Przejdź do treści
Przejdź do stopki

Wołyńska pieta w Chełmie

Treść

Wyryta w granicie postać kobiety wynoszącej z płomieni martwego synka ma symbolizować w artystycznej wizji znanego z patriotycznych upamiętnień rzeźbiarza Witolda Marcewicza martyrologię pomordowanych, a później zapomnianych Kresowian.
- Nie tylko problemem są te liczne morderstwa, według historyków obliczane na 200 tys. ofiar, ale to największe wyzwanie moralne, które wyciska z ludzkiego serca łzy, to wspomnienie okrucieństwa - wskazywał w homilii ks. bp Józef Wróbel, sufragan lubelski, który przewodniczył rozpoczynającej uroczystość koncelebrze z udziałem m.in. bp. Marcjana Trofimiaka, ordynariusza łuckiego. - Rodzi się pytanie, jak to jest możliwe, że nawet realizując cele z osobistego przekonania słuszne, realizuje się je w taki brutalny sposób, że człowiek człowiekowi staje się wilkiem, że człowiek nad człowiekiem potrafi się pastwić, jak to możliwe, że człowiek ma satysfakcję, kiedy patrzy na człowieka konającego w straszliwych konwulsjach, człowieka dręczonego, okrutnie torturowanego? - pytał poruszony duchowny.
Pomnik jest efektem ponaddwuletnich starań Stowarzyszenia "Pamięć i Nadzieja" wspartych przez szereg chełmskich organizacji społecznych, instytucje państwowe, wszystkie główne siły polityczne i prywatnych ofiarodawców.
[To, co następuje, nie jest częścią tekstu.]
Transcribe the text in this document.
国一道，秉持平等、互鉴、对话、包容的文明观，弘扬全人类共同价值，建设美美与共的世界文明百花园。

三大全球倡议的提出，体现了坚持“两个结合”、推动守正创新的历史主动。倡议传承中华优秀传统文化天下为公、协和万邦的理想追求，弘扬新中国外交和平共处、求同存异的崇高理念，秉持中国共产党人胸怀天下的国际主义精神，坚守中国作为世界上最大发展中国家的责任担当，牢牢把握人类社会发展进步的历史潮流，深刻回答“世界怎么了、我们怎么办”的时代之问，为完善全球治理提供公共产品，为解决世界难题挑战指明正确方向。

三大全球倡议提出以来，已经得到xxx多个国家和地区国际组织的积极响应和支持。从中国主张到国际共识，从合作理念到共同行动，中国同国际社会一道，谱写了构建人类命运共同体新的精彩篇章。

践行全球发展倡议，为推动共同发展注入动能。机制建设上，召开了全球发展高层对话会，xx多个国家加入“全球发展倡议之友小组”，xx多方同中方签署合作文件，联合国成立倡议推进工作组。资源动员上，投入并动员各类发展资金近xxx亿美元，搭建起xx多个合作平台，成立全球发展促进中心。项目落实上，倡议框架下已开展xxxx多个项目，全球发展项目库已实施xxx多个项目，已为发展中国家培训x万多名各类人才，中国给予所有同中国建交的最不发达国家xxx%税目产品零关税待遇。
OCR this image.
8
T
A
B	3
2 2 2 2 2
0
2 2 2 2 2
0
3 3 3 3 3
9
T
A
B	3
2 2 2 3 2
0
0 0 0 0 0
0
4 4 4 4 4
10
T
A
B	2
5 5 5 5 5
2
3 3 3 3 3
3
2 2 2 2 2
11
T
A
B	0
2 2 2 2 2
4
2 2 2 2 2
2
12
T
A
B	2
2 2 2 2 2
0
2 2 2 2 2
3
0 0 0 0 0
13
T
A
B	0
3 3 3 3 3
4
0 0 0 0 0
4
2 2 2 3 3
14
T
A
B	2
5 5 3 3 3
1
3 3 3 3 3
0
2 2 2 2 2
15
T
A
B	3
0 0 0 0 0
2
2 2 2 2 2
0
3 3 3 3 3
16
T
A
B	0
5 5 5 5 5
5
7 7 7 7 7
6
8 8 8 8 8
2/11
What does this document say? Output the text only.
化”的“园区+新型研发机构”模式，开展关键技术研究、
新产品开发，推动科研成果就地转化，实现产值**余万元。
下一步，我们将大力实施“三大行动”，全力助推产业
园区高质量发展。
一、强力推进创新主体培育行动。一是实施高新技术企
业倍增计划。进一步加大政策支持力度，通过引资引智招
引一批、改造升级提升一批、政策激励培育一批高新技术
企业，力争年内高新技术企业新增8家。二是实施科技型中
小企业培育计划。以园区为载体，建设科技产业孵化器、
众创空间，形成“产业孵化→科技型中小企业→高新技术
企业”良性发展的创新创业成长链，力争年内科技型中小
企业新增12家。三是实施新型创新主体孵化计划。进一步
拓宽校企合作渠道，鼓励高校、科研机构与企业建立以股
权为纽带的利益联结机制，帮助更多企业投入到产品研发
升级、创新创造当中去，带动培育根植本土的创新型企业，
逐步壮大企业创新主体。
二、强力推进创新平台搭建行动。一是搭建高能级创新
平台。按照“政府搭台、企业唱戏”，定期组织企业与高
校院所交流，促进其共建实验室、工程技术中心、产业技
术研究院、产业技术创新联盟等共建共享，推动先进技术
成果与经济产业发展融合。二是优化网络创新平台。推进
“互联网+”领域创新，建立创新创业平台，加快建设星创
Rada Miasta Chełma nazwała skwer, na którym postawiono pomnik, imieniem 27. Wołyńskiej Dywizji Piechoty AK. Jak głosi umieszczona na monumencie inskrypcja, poświęcony jest on nie tylko pamięci polskich ofiar ludobójstwa dokonanego przez nacjonalistów ukraińskich, ale i sprawiedliwym Ukraińcom zamordowanym przez banderowców.
Przybyli do Chełma z różnych stron kraju Kresowianie nie ukrywali, że są pod wrażeniem dramatycznej wymowy monumentu.
- Ta kobieta trzymająca własne dziecko nastąpiła nogą na siekierę, narzędzie zbrodni. Pomnik jest tak wymowny, że nic tu dodać, nic ująć - mówi Janina Kalinowska, uratowana z rzezi wołyńskiej jako kilkuletnia sierota, obecnie prezes Stowarzyszenia Upamiętnienia Polaków Pomordowanych na Wołyniu.
Kalinowska pragnie, aby pomnik poświęcony ofiarom UPA stanął także w Warszawie, gdyż jest to stolica Polski. - Na razie taki upór jest u władzy, że nie możemy w Warszawie postawić pomnika - wyznaje z żalem. - Może, da Bóg, to się zmieni po wyborach, gdy dojdzie do władzy ktoś, kto będzie słuchał też nas, Wołyniaków.
W czasie uroczystości krytycznie nawiązywano do planowanego na wczesną jesień spotkania prezydentów Bronisława Komorowskiego i Wiktora Janukowycza w Ostrówkach na Wołyniu i w Sahryniu k. Hrubieszowa, wskazując, że może ono stanowić próbę relatywizacji zbrodni nacjonalistów ukraińskich, gdyż faktycznie zrównuje odwetowe działania Armii Krajowej z ludobójczymi atakami UPA. Jest to szczególnie niebezpieczne w sytuacji, gdy żyjący jeszcze weterani UPA nie przyznają się do skali i metod stosowanego wobec Polaków terroru.
- Czy po spotkaniu Janukowycz - Komorowski nad zbiorowymi mogiłami ofiar ludobójstwa OUN-UPA w Ostrówkach winien nastąpić drugi etap w Sahryniu, gdzie miała miejsce w istocie samoobrona połączonych oddziałów AK i BCh wyprzedzająca kolejny spodziewany atak nacjonalistów ukraińskich na bezbronne polskie wsie po tej stronie Bugu? - publicznie pytała poseł Beata Mazurek (PiS).